CTL play an important role in the suppression of viral replication both
in animal models and in human viral infections (1, 2). A vigorous
HIV-1-specific CTL response has also been observed in HIV-1-infected
individuals (3, 4, 5, 6, 7, 8), and recent data suggest that CTL are associated
with control of HIV-1 replication both in primary HIV-1 infection
(9, 10, 11, 12, 13) and also in at least a subset of persons with long-term
nonprogressing HIV-1 infection (14, 15, 16, 17, 18, 19). However, despite evidence of
vigorous CTL responses, viral replication continues and the majority of
infected persons progress to AIDS. Factors that permit the virus to
persist remain undefined, although sequence variation leading to escape
from both cellular and humoral immune responses has been hypothesized
to contribute.
CTL recognize processed viral proteins that are proteolytically
cleaved in the cytosol of infected cells and transported to the
endoplasmic reticulum by specific transporter molecules. The
transported peptides then stabilize the folding of class I molecules,
associate with ß2-microglobulin, and are ultimately
expressed at the cell surface (20). Even single amino acid
(aa)4 changes, which occur
frequently in RNA viruses, are often sufficient to abrogate class I
binding or recognition by the TCR (21). Under antiviral drug pressure,
mutations can increase to fixation in plasma within weeks (22). Strong
immunologic pressure would likewise be expected to result in the
selective growth of viruses that are not recognized.

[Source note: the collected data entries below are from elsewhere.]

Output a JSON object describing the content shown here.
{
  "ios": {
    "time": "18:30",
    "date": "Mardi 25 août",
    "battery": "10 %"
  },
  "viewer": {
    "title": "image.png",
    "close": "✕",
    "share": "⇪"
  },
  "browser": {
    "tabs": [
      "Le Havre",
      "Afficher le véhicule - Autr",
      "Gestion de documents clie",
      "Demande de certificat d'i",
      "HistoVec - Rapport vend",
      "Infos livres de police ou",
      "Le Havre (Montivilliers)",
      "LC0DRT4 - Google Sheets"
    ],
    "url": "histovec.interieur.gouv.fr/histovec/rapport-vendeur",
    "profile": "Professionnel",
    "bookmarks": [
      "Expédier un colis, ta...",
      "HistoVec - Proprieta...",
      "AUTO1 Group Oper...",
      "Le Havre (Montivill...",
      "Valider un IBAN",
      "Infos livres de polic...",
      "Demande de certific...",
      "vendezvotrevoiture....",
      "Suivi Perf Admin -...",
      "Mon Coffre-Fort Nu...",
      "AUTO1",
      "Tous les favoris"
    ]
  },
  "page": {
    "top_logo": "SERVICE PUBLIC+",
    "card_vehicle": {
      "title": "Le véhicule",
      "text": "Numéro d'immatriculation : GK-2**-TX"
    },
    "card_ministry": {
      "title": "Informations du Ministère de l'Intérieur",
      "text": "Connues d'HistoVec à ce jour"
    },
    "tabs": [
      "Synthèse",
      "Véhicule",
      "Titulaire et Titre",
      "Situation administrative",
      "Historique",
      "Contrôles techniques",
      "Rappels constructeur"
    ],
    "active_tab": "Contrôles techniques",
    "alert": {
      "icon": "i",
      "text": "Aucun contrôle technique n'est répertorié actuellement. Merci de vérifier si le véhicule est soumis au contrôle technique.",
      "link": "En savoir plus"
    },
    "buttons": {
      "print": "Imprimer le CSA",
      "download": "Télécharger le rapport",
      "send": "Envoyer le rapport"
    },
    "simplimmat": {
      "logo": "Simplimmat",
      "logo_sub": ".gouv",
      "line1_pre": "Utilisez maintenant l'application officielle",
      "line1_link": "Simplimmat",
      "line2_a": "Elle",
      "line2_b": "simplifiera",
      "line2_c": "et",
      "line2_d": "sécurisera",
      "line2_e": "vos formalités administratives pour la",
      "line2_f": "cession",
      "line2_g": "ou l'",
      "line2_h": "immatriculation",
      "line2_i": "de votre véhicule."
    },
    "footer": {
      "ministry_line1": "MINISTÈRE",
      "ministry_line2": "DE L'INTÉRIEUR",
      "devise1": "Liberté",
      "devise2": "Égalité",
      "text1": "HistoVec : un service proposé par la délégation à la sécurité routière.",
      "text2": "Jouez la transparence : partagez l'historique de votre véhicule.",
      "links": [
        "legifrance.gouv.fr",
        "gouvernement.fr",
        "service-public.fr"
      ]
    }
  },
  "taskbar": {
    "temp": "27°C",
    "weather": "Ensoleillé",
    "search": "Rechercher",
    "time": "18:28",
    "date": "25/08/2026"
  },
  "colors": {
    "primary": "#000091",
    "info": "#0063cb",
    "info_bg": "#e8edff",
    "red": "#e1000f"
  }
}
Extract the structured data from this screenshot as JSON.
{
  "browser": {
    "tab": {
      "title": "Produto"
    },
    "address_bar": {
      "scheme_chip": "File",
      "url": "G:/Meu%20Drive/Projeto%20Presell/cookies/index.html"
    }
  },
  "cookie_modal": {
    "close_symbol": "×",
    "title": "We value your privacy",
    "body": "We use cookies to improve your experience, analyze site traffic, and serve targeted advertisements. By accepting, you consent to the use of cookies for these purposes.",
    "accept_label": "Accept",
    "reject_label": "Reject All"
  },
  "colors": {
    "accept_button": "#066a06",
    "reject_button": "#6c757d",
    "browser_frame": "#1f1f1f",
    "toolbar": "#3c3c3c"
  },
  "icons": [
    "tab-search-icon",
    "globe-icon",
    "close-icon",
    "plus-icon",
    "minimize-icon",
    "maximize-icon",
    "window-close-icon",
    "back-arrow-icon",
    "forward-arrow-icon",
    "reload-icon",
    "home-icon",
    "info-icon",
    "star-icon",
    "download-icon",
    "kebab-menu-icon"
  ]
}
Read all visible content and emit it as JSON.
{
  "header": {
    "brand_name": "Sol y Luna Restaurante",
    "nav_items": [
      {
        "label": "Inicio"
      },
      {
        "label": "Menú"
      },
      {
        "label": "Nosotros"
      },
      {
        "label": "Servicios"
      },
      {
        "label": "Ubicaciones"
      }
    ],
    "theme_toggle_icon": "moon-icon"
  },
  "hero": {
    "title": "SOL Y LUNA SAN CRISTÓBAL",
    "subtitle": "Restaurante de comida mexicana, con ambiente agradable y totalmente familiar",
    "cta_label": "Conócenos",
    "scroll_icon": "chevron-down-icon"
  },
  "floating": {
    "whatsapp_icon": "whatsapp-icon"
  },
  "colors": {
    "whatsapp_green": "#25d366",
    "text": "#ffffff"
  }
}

In HIV-1 infection, a number of studies have demonstrated the presence
of CTL escape variants (10, 18, 23, 24, 25, 26, 27, 28), but few studies have
simultaneously examined more than one epitope in a given individual
(29), and few studies have concurrently examined both plasma RNA and
cultured virus for escape mutations. Furthermore, few data are
available regarding the epitopes targeted by persons with long-term
nonprogressing infection. In the majority of patients, CTL do not
prevent progression of disease and the development of progressive
immunodeficiency. A better understanding of the epitopes targeted by
the CTL response as well as the occurrence of mutations within these
epitopes is a necessary step in beginning to understand the role of CTL
in this chronic viral disease. In this study, we examined the breadth
and specificity of the CTL response in a person with nonprogressing
illness, and relate these findings to the in vivo viral quasispecies.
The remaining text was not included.